15. Therefore our educational efforts must be directed toward a total peacemaking lifestyle. Faithfulness to the nonviolent way of Jesus is much more than a question for 18-year-old males facing the draft. We must recognize that peace convictions cannot stand alone, amidst the seductions of nationalism, materialism, and glorification of violence. We are well aware that it takes continuous effort to maintain a testimony that contradicts the mainstream North American culture around us.
16. What then can denominational leadership do to help provide the kinds of settings in which peace convictions can be called forth and nurtured? We must consider the need to re-orient our church leadership and structures. Attention to the “gospel of peace” cannot be shunted off to a special committee or interest group, because it is integral to the basic self-understanding of the church. It makes no more sense to have a “peace” committee than it does to have a “Jesus” committee, or a “God” committee, or a “salvation” committee. For these are fundamental beliefs, not special assignments for a select group. Every part of the church program, every board and committee, would need to look at what peace conviction means for their efforts.
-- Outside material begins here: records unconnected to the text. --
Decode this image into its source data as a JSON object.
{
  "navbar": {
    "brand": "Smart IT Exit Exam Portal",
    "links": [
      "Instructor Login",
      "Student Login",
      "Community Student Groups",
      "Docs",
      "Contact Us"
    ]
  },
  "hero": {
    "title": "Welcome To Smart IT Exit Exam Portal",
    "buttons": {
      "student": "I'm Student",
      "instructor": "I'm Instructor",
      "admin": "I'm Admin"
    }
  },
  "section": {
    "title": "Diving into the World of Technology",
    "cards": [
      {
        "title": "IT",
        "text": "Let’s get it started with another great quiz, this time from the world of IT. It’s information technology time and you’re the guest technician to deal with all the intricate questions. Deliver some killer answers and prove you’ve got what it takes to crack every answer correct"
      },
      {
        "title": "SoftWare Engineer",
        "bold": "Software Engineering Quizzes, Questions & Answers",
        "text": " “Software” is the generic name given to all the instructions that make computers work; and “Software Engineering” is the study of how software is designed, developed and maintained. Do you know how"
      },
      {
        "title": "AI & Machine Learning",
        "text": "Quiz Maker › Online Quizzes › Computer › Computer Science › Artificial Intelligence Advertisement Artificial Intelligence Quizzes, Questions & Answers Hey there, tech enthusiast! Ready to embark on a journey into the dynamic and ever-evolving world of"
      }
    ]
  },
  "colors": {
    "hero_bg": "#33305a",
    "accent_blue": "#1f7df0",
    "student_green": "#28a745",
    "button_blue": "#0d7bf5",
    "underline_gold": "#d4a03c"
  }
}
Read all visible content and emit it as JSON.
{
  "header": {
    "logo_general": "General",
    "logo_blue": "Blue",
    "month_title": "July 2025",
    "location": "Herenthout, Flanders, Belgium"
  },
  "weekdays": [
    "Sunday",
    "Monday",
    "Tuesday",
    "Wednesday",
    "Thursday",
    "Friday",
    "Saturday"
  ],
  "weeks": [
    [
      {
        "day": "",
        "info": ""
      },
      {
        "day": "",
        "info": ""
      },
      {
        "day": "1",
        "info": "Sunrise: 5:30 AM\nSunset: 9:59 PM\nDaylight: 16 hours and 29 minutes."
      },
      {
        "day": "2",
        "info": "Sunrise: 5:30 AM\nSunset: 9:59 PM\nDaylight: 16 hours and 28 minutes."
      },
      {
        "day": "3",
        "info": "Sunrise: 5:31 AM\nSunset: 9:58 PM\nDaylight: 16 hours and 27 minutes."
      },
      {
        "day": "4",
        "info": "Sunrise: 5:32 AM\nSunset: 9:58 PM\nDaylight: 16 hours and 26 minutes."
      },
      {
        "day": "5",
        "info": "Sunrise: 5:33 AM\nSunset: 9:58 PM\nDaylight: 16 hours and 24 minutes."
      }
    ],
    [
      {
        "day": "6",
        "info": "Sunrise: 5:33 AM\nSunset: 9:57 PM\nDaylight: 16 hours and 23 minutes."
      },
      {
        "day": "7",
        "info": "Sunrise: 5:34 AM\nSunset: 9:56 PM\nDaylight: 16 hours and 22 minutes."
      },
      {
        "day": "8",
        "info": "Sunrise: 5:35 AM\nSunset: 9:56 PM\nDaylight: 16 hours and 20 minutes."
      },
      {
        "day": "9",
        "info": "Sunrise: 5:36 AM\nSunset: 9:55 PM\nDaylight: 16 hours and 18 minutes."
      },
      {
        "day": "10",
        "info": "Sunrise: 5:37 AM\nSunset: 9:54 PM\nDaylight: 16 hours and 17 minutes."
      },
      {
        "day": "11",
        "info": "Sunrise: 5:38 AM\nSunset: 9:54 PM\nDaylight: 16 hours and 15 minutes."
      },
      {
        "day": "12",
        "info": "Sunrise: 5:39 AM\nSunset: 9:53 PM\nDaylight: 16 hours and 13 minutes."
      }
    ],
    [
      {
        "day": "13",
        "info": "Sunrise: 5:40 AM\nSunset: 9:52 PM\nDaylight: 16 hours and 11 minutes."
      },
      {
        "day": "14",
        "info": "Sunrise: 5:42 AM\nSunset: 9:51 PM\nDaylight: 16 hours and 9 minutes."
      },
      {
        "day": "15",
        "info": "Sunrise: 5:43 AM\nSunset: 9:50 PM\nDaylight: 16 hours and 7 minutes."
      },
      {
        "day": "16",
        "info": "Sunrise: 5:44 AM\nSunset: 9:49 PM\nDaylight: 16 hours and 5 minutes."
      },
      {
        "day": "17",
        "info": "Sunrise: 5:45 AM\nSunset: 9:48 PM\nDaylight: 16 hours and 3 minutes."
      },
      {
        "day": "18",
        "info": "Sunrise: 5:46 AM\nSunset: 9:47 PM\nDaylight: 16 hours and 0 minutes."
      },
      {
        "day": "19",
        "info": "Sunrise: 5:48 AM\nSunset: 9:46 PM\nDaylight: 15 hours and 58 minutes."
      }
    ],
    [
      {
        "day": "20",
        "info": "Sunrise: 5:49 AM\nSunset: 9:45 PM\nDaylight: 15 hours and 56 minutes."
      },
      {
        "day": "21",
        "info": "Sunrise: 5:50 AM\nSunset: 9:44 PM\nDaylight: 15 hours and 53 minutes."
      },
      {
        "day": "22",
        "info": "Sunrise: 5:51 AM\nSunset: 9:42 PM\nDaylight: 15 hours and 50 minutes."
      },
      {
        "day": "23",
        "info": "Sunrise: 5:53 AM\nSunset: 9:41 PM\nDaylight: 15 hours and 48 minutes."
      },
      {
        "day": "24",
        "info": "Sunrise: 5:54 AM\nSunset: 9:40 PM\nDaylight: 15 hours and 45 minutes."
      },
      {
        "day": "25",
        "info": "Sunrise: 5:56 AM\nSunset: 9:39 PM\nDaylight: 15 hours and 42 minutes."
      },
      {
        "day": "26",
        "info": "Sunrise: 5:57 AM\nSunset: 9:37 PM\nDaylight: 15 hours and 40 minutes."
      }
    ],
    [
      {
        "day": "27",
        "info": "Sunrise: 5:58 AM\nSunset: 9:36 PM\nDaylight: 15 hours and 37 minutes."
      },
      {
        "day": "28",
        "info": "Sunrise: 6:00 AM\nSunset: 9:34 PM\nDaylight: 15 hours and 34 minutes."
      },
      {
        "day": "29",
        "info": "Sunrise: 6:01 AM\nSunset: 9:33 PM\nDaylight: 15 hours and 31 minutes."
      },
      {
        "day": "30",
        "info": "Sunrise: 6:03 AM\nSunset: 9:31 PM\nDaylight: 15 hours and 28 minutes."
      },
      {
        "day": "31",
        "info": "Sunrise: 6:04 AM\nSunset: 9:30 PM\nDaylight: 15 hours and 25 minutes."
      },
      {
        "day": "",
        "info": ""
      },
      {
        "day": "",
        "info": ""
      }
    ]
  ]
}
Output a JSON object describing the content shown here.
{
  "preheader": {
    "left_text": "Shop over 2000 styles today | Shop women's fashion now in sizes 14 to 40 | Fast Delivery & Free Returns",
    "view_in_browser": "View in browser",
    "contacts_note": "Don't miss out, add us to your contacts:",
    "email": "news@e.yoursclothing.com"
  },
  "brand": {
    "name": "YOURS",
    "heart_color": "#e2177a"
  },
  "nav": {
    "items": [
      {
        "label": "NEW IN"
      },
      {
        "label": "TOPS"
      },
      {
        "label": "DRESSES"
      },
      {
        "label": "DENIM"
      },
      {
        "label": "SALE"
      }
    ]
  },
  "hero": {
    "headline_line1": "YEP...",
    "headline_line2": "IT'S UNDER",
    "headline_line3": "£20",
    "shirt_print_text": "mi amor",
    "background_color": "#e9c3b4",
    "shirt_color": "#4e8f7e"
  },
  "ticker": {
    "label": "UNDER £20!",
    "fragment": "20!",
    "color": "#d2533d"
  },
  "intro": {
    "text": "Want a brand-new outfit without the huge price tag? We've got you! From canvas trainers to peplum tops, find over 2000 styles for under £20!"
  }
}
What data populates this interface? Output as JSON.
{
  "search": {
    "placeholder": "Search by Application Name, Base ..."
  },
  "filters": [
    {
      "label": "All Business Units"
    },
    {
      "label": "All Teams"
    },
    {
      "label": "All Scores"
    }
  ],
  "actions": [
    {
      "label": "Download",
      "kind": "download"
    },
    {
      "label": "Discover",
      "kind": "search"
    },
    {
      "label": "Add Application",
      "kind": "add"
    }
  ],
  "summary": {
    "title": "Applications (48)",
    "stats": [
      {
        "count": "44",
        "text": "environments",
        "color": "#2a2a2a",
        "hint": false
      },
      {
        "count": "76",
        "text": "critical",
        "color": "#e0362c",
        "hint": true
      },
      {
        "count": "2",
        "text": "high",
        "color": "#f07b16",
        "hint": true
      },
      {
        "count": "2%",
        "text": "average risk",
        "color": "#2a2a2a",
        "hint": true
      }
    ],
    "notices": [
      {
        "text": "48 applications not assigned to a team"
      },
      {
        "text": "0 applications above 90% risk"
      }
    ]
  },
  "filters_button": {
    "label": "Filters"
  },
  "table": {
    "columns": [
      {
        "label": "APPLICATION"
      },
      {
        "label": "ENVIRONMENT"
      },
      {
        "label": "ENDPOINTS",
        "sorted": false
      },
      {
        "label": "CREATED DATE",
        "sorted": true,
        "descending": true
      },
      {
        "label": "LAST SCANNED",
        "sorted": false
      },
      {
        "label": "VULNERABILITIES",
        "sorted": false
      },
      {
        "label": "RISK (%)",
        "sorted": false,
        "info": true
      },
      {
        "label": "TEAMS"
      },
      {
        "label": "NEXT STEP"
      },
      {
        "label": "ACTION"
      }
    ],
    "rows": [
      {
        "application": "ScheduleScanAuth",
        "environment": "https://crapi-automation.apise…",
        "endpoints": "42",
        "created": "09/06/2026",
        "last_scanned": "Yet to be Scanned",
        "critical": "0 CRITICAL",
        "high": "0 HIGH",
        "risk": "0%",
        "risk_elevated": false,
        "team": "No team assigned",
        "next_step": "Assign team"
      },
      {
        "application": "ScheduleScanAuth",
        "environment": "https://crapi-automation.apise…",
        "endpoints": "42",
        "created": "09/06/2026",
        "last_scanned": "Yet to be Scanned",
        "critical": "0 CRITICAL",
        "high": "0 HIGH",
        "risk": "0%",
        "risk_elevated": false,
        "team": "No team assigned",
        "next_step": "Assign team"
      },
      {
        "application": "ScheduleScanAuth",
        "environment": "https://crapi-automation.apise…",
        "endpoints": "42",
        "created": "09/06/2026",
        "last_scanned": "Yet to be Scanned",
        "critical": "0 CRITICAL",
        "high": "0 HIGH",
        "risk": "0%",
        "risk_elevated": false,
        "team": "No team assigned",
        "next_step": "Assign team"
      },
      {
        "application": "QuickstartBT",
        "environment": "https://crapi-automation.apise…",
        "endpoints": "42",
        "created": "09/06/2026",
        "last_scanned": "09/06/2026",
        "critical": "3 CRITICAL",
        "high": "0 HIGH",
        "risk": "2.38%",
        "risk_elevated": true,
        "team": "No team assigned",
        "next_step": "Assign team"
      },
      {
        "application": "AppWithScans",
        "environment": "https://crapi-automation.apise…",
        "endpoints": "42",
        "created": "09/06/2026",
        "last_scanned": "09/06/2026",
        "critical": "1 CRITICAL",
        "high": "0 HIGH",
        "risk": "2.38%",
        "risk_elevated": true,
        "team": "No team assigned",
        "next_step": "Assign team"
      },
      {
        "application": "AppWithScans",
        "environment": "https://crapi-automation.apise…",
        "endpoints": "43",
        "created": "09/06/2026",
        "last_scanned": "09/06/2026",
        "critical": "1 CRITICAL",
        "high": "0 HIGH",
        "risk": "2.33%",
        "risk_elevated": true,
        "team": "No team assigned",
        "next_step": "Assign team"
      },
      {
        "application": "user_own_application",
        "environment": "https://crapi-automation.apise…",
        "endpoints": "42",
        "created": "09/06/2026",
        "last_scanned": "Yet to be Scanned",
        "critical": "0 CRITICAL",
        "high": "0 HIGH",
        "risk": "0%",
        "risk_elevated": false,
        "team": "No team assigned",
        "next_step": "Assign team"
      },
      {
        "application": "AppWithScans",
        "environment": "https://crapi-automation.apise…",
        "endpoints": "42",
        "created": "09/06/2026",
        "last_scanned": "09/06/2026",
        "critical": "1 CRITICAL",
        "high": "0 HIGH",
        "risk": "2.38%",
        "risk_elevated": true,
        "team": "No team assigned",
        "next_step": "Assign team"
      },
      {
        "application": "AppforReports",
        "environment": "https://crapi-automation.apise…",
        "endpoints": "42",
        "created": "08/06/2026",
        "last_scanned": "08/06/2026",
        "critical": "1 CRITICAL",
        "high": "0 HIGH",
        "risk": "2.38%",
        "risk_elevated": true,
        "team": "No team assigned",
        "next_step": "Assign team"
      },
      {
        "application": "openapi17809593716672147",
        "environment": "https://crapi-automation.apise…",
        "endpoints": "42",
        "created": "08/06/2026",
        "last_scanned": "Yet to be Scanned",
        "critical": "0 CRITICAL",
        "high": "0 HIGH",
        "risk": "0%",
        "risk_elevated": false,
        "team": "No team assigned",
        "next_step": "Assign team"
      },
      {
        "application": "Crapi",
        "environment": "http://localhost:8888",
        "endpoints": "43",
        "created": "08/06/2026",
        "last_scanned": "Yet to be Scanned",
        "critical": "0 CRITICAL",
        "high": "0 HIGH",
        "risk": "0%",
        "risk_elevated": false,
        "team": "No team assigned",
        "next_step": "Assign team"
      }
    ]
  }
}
17. The purpose of committees is to carry out specific tasks–ways and means of worship, modes of mission, strategies of service, etc.–that are necessary functions for the believing community, activities that follow from the basic faith commitment. So there could of course be a “peacemaking” committee, just as there is a mission or evangelism committee. But denominational or even district committees simply can’t do the job of turning pastors and leaders from seeing peace as an embarrassing appendage, toward a holistic gospel of peace. That calls for a whole re-orientation of the church structure.
18. My whole point is that unless we begin with a grounding in the gospel of peace for the total life of the church, all our other efforts at so-called peace work is going to be futile.
19. As with everything else, if it’s going to happen, it has to happen in the congregation. This means, among other things, special attention to the key role of congregational leadership. The challenge, the motivation, the inspiration that evoke authentic conviction can only be called out and nurtured and expressed from a primary group level. Pastors and teachers must come to understand the crucial importance of this task. We need to begin again with the fundamentals of congregational life and make sure that “peace” is there.
20. When the peaceable way of Jesus becomes an inseparable part of the message and mission of the whole church, we should be seeing our buildings filled with disciples who know that they are truly being saved. Grounded in that faith , they will hold strong convictions on kingdom values, including peace, justice and service. These disciples will then seek to live out their convictions in daily life and in special situations of need or challenge.